To this end, the dealers present observed that they had all signed up to the novation protocol published by ISDA earlier that week. “Under the terms of the ISDA Master Agreement, the prior written consent of the remaining party is required when its counterparty in a trade wishes to ‘novate’ or ‘assign’ (i.e. transfer) its position in a trade to a third party. The protocol enables the parties to specify a clear process to facilitate a streamlined exchange of electronic communications among the parties involved,” Pickel said.
The hedge fund industry appeared reluctant to comply with the dealers’ plans, however. On the day of the novation protocol launch, the Managed Funds Association (MFA) sent a letter to ISDA detailing hedge fund concerns with the proposed new market practice code.
MFA president John Gaine said that the liquidity and transparency of interest rate and credit derivatives would suffer due to the ISDA Novation Protocol because the market's ability to price and transfer risk would be impaired. He complained that the protocol increased the likelihood that a hedge fund transferor could end up with two trades rather than one, thereby using up more capital than necessary.
In spite of this issue, dealers at the Fed meeting outlined steps that they hope will ease the administrative pain for hedge funds in weaning themselves from their current practice of assigning trades to separate dealers at will. All the major dealers committed to establishing assignment desks as part of their credit derivatives operations, with email facilities to allow funds to notify banks of their assignment intentions.
A first step to bringing hedge funds into line is expected to be an insistence by dealers that funds process all eligible credit derivatives trades electronically through the DTCC system (see box). Renewed efforts to take the credit derivatives market electronic are also key to an attempt by dealers to convince regulators that they can tackle the problem of their own late confirmation of trades.
Two weeks after the Fed meeting the 14 dealers wrote to the Federal Reserve confirming their proposal for an overhaul of credit derivatives market practice.
The letter detailed the metrics that the dealers will report to regulators on the number of credit derivatives trades they transact, the number of assignments of trades they handle, the split between inter-dealer and client trades and the number of unconfirmed trades on their books, along with the time these trades have remained unconfirmed.
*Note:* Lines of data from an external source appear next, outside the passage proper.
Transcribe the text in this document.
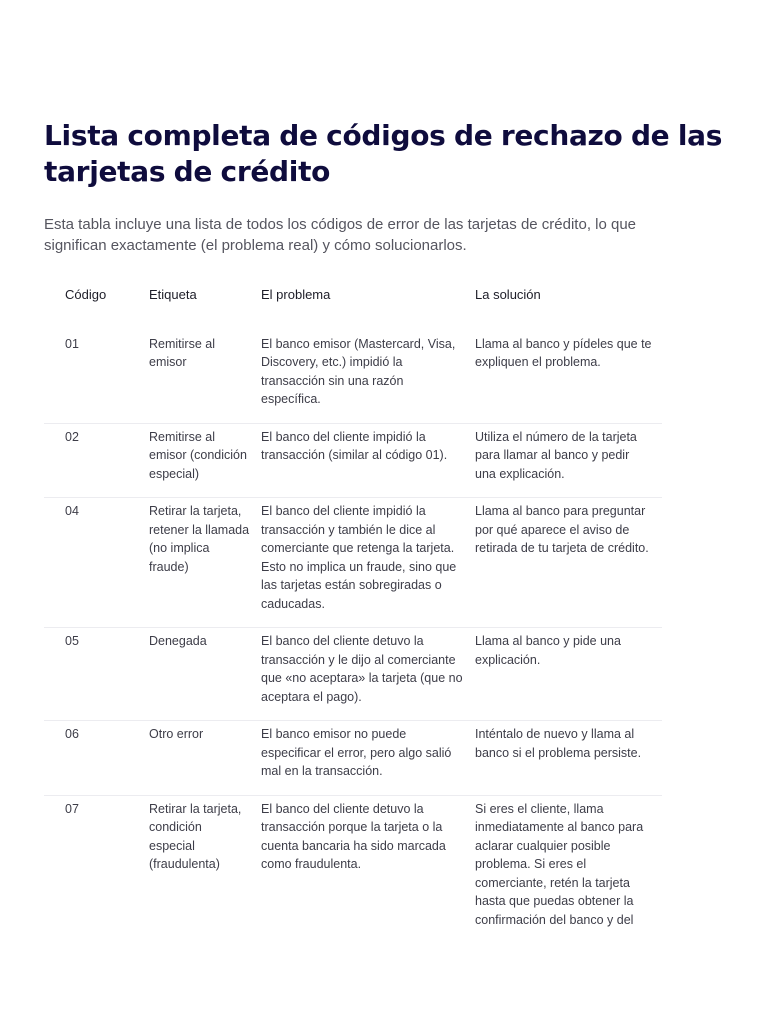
Lista completa de códigos de rechazo de las
tarjetas de crédito

Esta tabla incluye una lista de todos los códigos de error de las tarjetas de crédito, lo que significan exactamente (el problema real) y cómo solucionarlos.

Código	Etiqueta	El problema	La solución
01	Remitirse al emisor	El banco emisor (Mastercard, Visa, Discovery, etc.) impidió la transacción sin una razón específica.	Llama al banco y pídeles que te expliquen el problema.
02	Remitirse al emisor (condición especial)	El banco del cliente impidió la transacción (similar al código 01).	Utiliza el número de la tarjeta para llamar al banco y pedir una explicación.
04	Retirar la tarjeta, retener la llamada (no implica fraude)	El banco del cliente impidió la transacción y también le dice al comerciante que retenga la tarjeta. Esto no implica un fraude, sino que las tarjetas están sobregiradas o caducadas.	Llama al banco para preguntar por qué aparece el aviso de retirada de tu tarjeta de crédito.
05	Denegada	El banco del cliente detuvo la transacción y le dijo al comerciante que «no aceptara» la tarjeta (que no aceptara el pago).	Llama al banco y pide una explicación.
06	Otro error	El banco emisor no puede especificar el error, pero algo salió mal en la transacción.	Inténtalo de nuevo y llama al banco si el problema persiste.
07	Retirar la tarjeta, condición especial (fraudulenta)	El banco del cliente detuvo la transacción porque la tarjeta o la cuenta bancaria ha sido marcada como fraudulenta.	Si eres el cliente, llama inmediatamente al banco para aclarar cualquier posible problema. Si eres el comerciante, retén la tarjeta hasta que puedas obtener la confirmación del banco y del
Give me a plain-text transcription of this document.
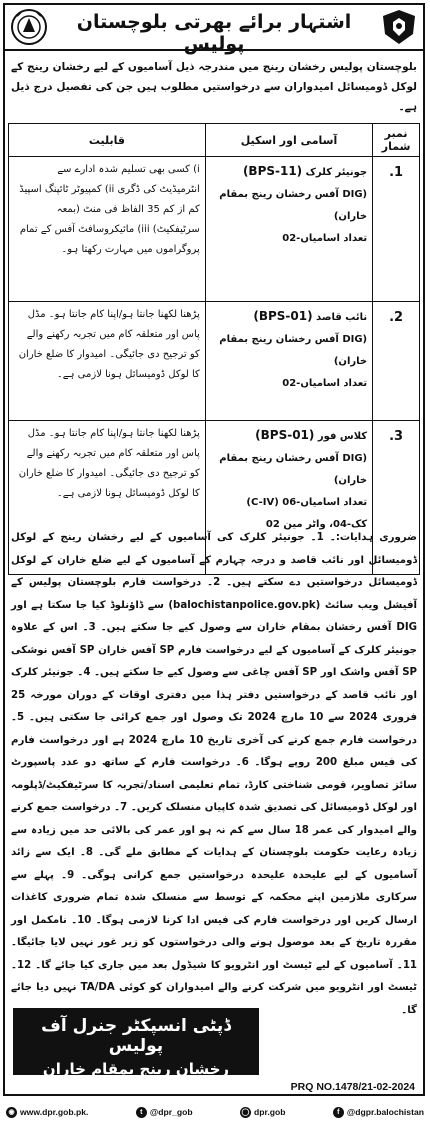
اشتہار برائے بھرتی بلوچستان پولیس
بلوچستان پولیس رخشان رینج میں مندرجہ ذیل آسامیوں کے لیے رخشان رینج کے لوکل ڈومیسائل امیدواران سے درخواستیں مطلوب ہیں جن کی تفصیل درج ذیل ہے۔
نمبر شمار	آسامی اور اسکیل	قابلیت
1.	جونیئر کلرک (BPS-11)
(DIG آفس رخشان رینج بمقام خاران)
تعداد اسامیاں-02	i) کسی بھی تسلیم شدہ ادارے سے انٹرمیڈیٹ کی ڈگری ii) کمپیوٹر ٹائپنگ اسپیڈ کم از کم 35 الفاظ فی منٹ (بمعہ سرٹیفکیٹ) iii) مائیکروسافٹ آفس کے تمام پروگراموں میں مہارت رکھتا ہو۔
2.	نائب قاصد (BPS-01)
(DIG آفس رخشان رینج بمقام خاران)
تعداد اسامیاں-02	پڑھنا لکھنا جانتا ہو/اپنا کام جانتا ہو۔ مڈل پاس اور متعلقہ کام میں تجربہ رکھنے والے کو ترجیح دی جائیگی۔ امیدوار کا ضلع خاران کا لوکل ڈومیسائل ہونا لازمی ہے۔
3.	کلاس فور (BPS-01)
(DIG آفس رخشان رینج بمقام خاران)
تعداد اسامیاں-06 (C-IV)
کک-04، واٹر مین 02	پڑھنا لکھنا جانتا ہو/اپنا کام جانتا ہو۔ مڈل پاس اور متعلقہ کام میں تجربہ رکھنے والے کو ترجیح دی جائیگی۔ امیدوار کا ضلع خاران کا لوکل ڈومیسائل ہونا لازمی ہے۔
ضروری ہدایات:۔ 1۔ جونیئر کلرک کی آسامیوں کے لیے رخشان رینج کے لوکل ڈومیسائل اور نائب قاصد و درجہ چہارم کے آسامیوں کے لیے ضلع خاران کے لوکل ڈومیسائل درخواستیں دے سکتے ہیں۔ 2۔ درخواست فارم بلوچستان پولیس کے آفیشل ویب سائٹ (balochistanpolice.gov.pk) سے ڈاؤنلوڈ کیا جا سکتا ہے اور DIG آفس رخشان بمقام خاران سے وصول کیے جا سکتے ہیں۔ 3۔ اس کے علاوہ جونیئر کلرک کے آسامیوں کے لیے درخواست فارم SP آفس خاران SP آفس نوشکی SP آفس واشک اور SP آفس چاغی سے وصول کیے جا سکتے ہیں۔ 4۔ جونیئر کلرک اور نائب قاصد کے درخواستیں دفتر ہذا میں دفتری اوقات کے دوران مورخہ 25 فروری 2024 سے 10 مارچ 2024 تک وصول اور جمع کرائی جا سکتی ہیں۔ 5۔ درخواست فارم جمع کرنے کی آخری تاریخ 10 مارچ 2024 ہے اور درخواست فارم کی فیس مبلغ 200 روپے ہوگا۔ 6۔ درخواست فارم کے ساتھ دو عدد پاسپورٹ سائز تصاویر، قومی شناختی کارڈ، تمام تعلیمی اسناد/تجربہ کا سرٹیفکیٹ/ڈپلومہ اور لوکل ڈومیسائل کی تصدیق شدہ کاپیاں منسلک کریں۔ 7۔ درخواست جمع کرنے والے امیدوار کی عمر 18 سال سے کم نہ ہو اور عمر کی بالائی حد میں زیادہ سے زیادہ رعایت حکومت بلوچستان کے ہدایات کے مطابق ملے گی۔ 8۔ ایک سے زائد آسامیوں کے لیے علیحدہ علیحدہ درخواستیں جمع کرانی ہوگی۔ 9۔ پہلے سے سرکاری ملازمین اپنے محکمہ کے توسط سے منسلک شدہ تمام ضروری کاغذات ارسال کریں اور درخواست فارم کی فیس ادا کرنا لازمی ہوگا۔ 10۔ نامکمل اور مقررہ تاریخ کے بعد موصول ہونے والی درخواستوں کو زیر غور نہیں لایا جائیگا۔ 11۔ آسامیوں کے لیے ٹیسٹ اور انٹرویو کا شیڈول بعد میں جاری کیا جائے گا۔ 12۔ ٹیسٹ اور انٹرویو میں شرکت کرنے والے امیدواران کو کوئی TA/DA نہیں دیا جائے گا۔
ڈپٹی انسپکٹر جنرل آف پولیس
رخشان رینج بمقام خاران
PRQ NO.1478/21-02-2024
◉ www.dpr.gob.pk.	t @dpr_gob	◯ dpr.gob	f @dgpr.balochistan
After the new monitoring regime is in place, leading dealers are expected to report trading metrics to their primary regulators on a monthly basis.
At the same time, the dealers committed to the eradication of all confirmation backlogs by mid-year 2006. If the target is to be met it will require all market participants to play ball.
To this end, Pickel said: “ISDA’s role will be to help the entire credit derivatives industry to focus on the deadlines being discussed with the Fed.”